BREAKING DOWN Agreement Corporation

Until 1913, U.S. banks were prohibited from opening branches abroad or from financing foreign trade. However, as the 20th century dawned, the U.S. saw itself becoming a leader of world industry, and the need for domestic banks to finance foreign trade, make loans to foreign governments, open overseas branches and generally conduct business abroad became clear.

In 1916, Congress passed the Agreement Corporation Act, which gave national banks the right to invest, either collectively or individually, 10% of their capital, and any surplus exceeding $1 million, in state-chartered banks and corporations that would conduct international business. The state-chartered bank had to enter into an agreement with the FRB to be bound by its rules and regulations. It was from this agreement stipulation that the name "agreement corporation" was taken.

The Edge Act

The Agreement Corporation Act produced little activity; in the three years after its passage, only one American bank had formed an agreement corporation, and that bank was an especially large and powerful one. It’s believed that most American banks couldn’t bear either the costs or the risks of expanding operations abroad under the Agreement Corporation Act.
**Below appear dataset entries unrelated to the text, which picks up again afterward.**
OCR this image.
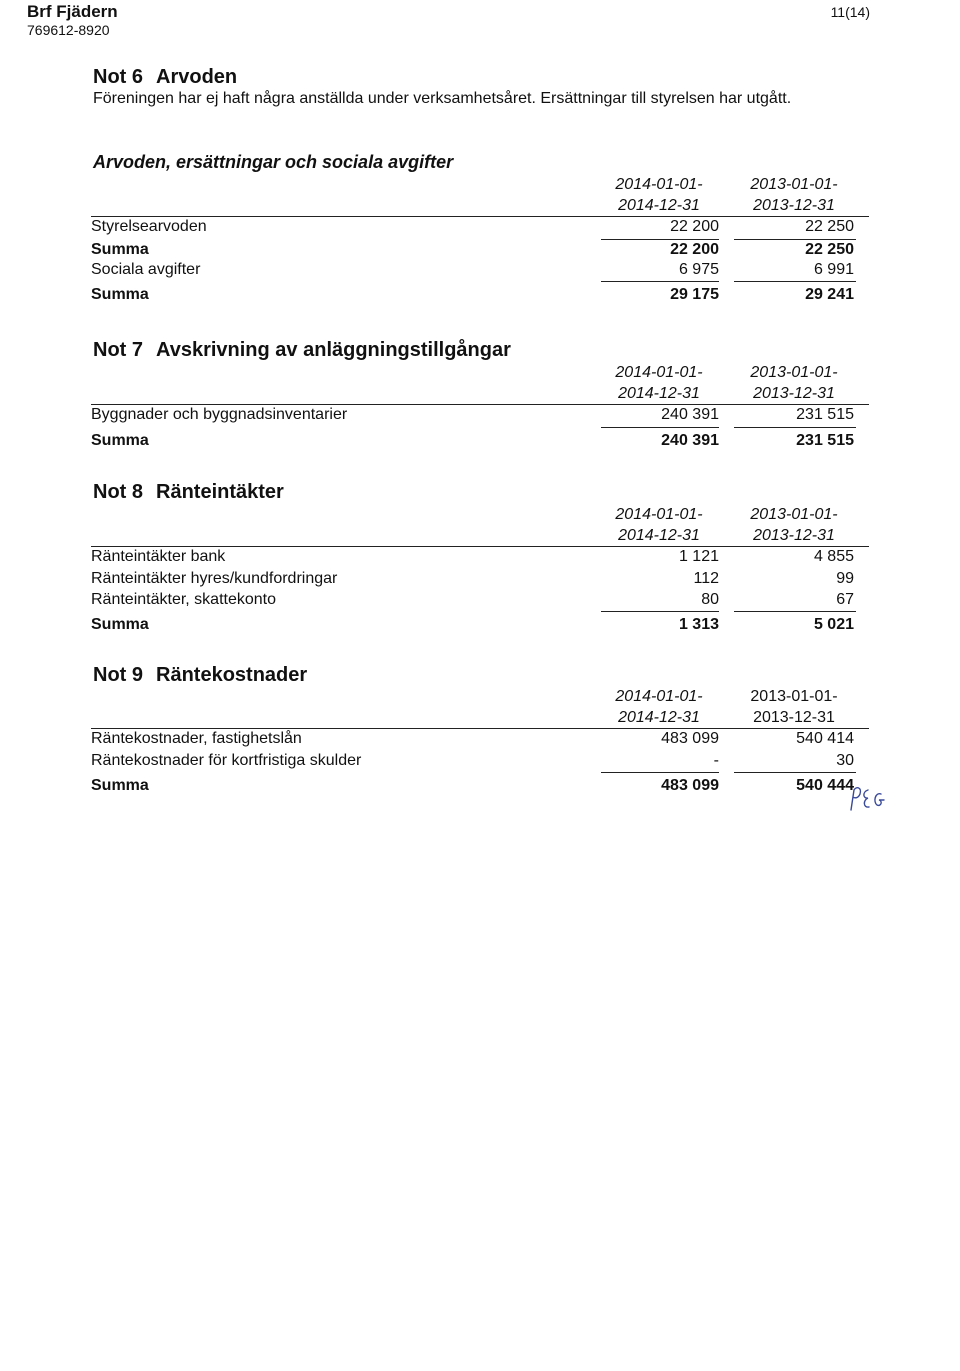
Brf Fjädern
769612-8920
11(14)
Not 6 Arvoden
Föreningen har ej haft några anställda under verksamhetsåret. Ersättningar till styrelsen har utgått.
Arvoden, ersättningar och sociala avgifter
2014-01-01-	2013-01-01-
2014-12-31	2013-12-31
Styrelsearvoden	22 200	22 250
Summa	22 200	22 250
Sociala avgifter	6 975	6 991
Summa	29 175	29 241
Not 7 Avskrivning av anläggningstillgångar
2014-01-01-	2013-01-01-
2014-12-31	2013-12-31
Byggnader och byggnadsinventarier	240 391	231 515
Summa	240 391	231 515
Not 8 Ränteintäkter
2014-01-01-	2013-01-01-
2014-12-31	2013-12-31
Ränteintäkter bank	1 121	4 855
Ränteintäkter hyres/kundfordringar	112	99
Ränteintäkter, skattekonto	80	67
Summa	1 313	5 021
Not 9 Räntekostnader
2014-01-01-	2013-01-01-
2014-12-31	2013-12-31
Räntekostnader, fastighetslån	483 099	540 414
Räntekostnader för kortfristiga skulder	-	30
Summa	483 099	540 444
So, in 1919 Congress passed the Edge Act, an amendment to the 1913 Federal Reserve Act, which authorized the FRB to charter corporations to engage in international banking. This step was taken in order to increase feasibility for more American banks to invest in overseas expansions.

Essentially, an Edge Act corporation (EAC) is a federally chartered agreement corporation; the Edge Act renders superfluous the state supervision required to run state-chartered agreement corporations. Both agreement corporations and EACs are governed by Edge Act restrictions, and most banks and holding companies wishing to engage in foreign trade choose to charter an EAC. An EAC may have domestic branches, but can only engage in activities directly tied to foreign trade. Foreign banks that operate in the U.S. may also charter an EAC. Among other benefits, EACs protect a bank from the risk of expanding overseas because they separate the risks of international operations from those of domestic operations.

Both laws have undergone many changes since passage, and many of their restrictions have been relaxed.